In light of this, as the Republic’s son, responsibility for my own actions is all I’ve ever known and will ever know apparently. I can’t blame a king, or a President who I didn’t vote for, or a President who didn’t get voted who I could’ve campaigned more for. God knows, us Republicans—and I don’t mean this in the party sense—only have ourselves to blame. In the end, that’s the right of it. Whether a soul chooses Heaven or Hell, whether a son of oligarchies, anarchies, or tyrannies, it will only have itself to blame for choosing what it chose. This truth to the joy or despair of souls living within it is most self-evident in republics, especially republics where man, between men and women or otherwise even to their children and babes, may cast a vote for their destiny outside of common sense.
To allow all people to vote on policy is not a good form of government by any sense, especially not heavens for whom the King’s will always happens for the good of all, but it is a perfect means of illustrating truth.
Every soul has a choice for which only they themselves can blame. Between Heaven or Hell, every day they have their say. Sometimes a majority of souls choose Heaven. It sometimes happens that a majority of souls choose Hell. But whatever other souls choose, there can be no greater care for a soul besides how it itself will choose.

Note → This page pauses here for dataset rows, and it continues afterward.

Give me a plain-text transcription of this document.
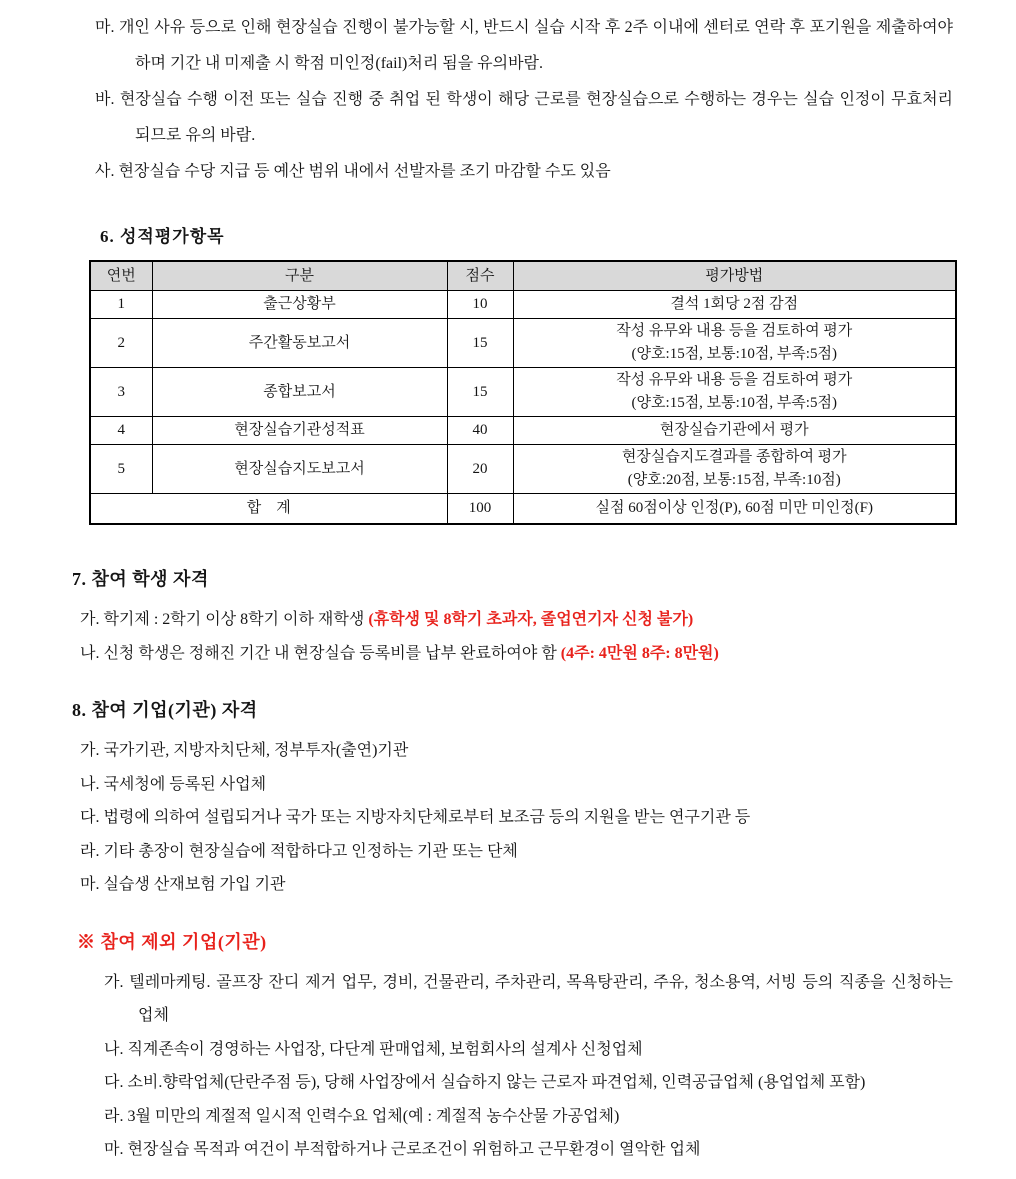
마. 개인 사유 등으로 인해 현장실습 진행이 불가능할 시, 반드시 실습 시작 후 2주 이내에 센터로 연락 후 포기원을 제출하여야 하며 기간 내 미제출 시 학점 미인정(fail)처리 됨을 유의바람.

바. 현장실습 수행 이전 또는 실습 진행 중 취업 된 학생이 해당 근로를 현장실습으로 수행하는 경우는 실습 인정이 무효처리 되므로 유의 바람.

사. 현장실습 수당 지급 등 예산 범위 내에서 선발자를 조기 마감할 수도 있음

6. 성적평가항목
연번	구분	점수	평가방법
1	출근상황부	10	결석 1회당 2점 감점
2	주간활동보고서	15	작성 유무와 내용 등을 검토하여 평가
(양호:15점, 보통:10점, 부족:5점)

3	종합보고서	15	작성 유무와 내용 등을 검토하여 평가
(양호:15점, 보통:10점, 부족:5점)

4	현장실습기관성적표	40	현장실습기관에서 평가
5	현장실습지도보고서	20	현장실습지도결과를 종합하여 평가
(양호:20점, 보통:15점, 부족:10점)

합　계		100	실점 60점이상 인정(P), 60점 미만 미인정(F)
7. 참여 학생 자격

가. 학기제 : 2학기 이상 8학기 이하 재학생 (휴학생 및 8학기 초과자, 졸업연기자 신청 불가)

나. 신청 학생은 정해진 기간 내 현장실습 등록비를 납부 완료하여야 함 (4주: 4만원 8주: 8만원)

8. 참여 기업(기관) 자격

가. 국가기관, 지방자치단체, 정부투자(출연)기관

나. 국세청에 등록된 사업체

다. 법령에 의하여 설립되거나 국가 또는 지방자치단체로부터 보조금 등의 지원을 받는 연구기관 등

라. 기타 총장이 현장실습에 적합하다고 인정하는 기관 또는 단체

마. 실습생 산재보험 가입 기관

※ 참여 제외 기업(기관)

가. 텔레마케팅. 골프장 잔디 제거 업무, 경비, 건물관리, 주차관리, 목욕탕관리, 주유, 청소용역, 서빙 등의 직종을 신청하는 업체

나. 직계존속이 경영하는 사업장, 다단계 판매업체, 보험회사의 설계사 신청업체

다. 소비.향락업체(단란주점 등), 당해 사업장에서 실습하지 않는 근로자 파견업체, 인력공급업체 (용업업체 포함)

라. 3월 미만의 계절적 일시적 인력수요 업체(예 : 계절적 농수산물 가공업체)

마. 현장실습 목적과 여건이 부적합하거나 근로조건이 위험하고 근무환경이 열악한 업체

The Republic, my home, only makes obvious what every soul should know. There could but people to blame, but for anything in life, especially heaven or hell, the greatest blame will forever lie on one’s own soul. You can’t say a king told me this or a president told me that. It’s about what how one’s soul responds to what God has given it, this being the ultimate choice between mercy or eternal damnation.
As for me, knowing the Republic’s meant to last till the end of the world takes a lot of weight off my mind. There won’t be any need for any great regime change. No, rather than a king, what I really pray for is a man worthy of being called king … who resigns because he doesn’t want to be a king but a President who sets precedents of Christian virtue. Who comes not to be served but to serve—to serve particularly God so the people may be served.
I mean, it’s a ridiculous thought that a people who are evil may be better served by inclining them towards more evil. That’s a topic for a different day though. Even so, I probably shouldn’t speak about what I’ve already said.